Author:
Amini Hamed,Maria Tikka,Alanne Kari,Kosonen Risto
Abstract
When developing digital twins for buildings, the calibration of simulation models on an hourly basis is essential to maintain the fidelity of the virtual representation and to enable real-time monitoring and analysis in the operational phase. Achieving such a high accuracy in building performance simulations (BPS) calls for novel calibration strategies with enhanced effectiveness. In this regard, this paper outlines a calibration strategy that makes use of hourly measurements to improve the fidelity of energy simulation models. The proposed approach includes a hierarchical structure involving data acquisition and management, setting unknown weather parameters, sensitivity analysis, calibration of fixed parameters, and hourly calibration of dynamic variables.
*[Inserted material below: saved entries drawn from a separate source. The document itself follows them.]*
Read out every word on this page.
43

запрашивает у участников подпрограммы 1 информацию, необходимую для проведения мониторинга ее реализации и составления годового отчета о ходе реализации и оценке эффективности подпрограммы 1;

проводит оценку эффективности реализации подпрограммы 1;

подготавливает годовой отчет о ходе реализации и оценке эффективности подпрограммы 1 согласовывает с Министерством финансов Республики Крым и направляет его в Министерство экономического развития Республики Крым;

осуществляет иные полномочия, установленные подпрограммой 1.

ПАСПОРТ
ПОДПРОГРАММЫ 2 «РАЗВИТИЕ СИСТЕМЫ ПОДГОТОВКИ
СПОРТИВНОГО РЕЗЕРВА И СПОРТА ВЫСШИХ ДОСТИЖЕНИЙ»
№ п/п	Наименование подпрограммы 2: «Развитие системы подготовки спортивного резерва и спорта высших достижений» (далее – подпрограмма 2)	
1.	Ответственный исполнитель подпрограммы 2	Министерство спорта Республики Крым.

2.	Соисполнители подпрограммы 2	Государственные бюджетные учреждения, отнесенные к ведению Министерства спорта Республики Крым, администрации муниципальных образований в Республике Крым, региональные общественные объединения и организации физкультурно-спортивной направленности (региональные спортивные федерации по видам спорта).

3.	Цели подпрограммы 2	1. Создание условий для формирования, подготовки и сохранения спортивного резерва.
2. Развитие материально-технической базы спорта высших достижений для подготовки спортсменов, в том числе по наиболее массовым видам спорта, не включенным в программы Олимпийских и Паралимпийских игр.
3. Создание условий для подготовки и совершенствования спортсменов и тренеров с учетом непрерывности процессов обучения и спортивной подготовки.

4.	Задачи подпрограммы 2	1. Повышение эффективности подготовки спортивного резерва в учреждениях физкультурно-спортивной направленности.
Here, acquired data from the building’s sensor are refined to enable hourly demand calibration, and an accurate weather data file is gathered. Next, sensitivity analysis is conducted to identify the key fixed parameters for the calibration process. Following the calibration of these fixed parameters, the final level involves the calibration of dynamic variables to achieve a robust hourly agreement between simulated and measured data. The developed strategy is implemented in a multi-purpose building located in the Aalto University campus in Finland. The building is simulated as a simplified five-zone model developed in the whole-building simulation software IDA-ICE, including various educational sections, workshops, a shopping center, and a metro station. Sensors and meters are used to measure the hourly indoor air temperature by zone, whereas the calibration aims at minimizing the difference between measured and simulated heating and cooling energy demands. In conclusion, the proposed calibration strategy appears to be successful in facilitating hourly synchronization between simplified simulation models and multi-purpose buildings.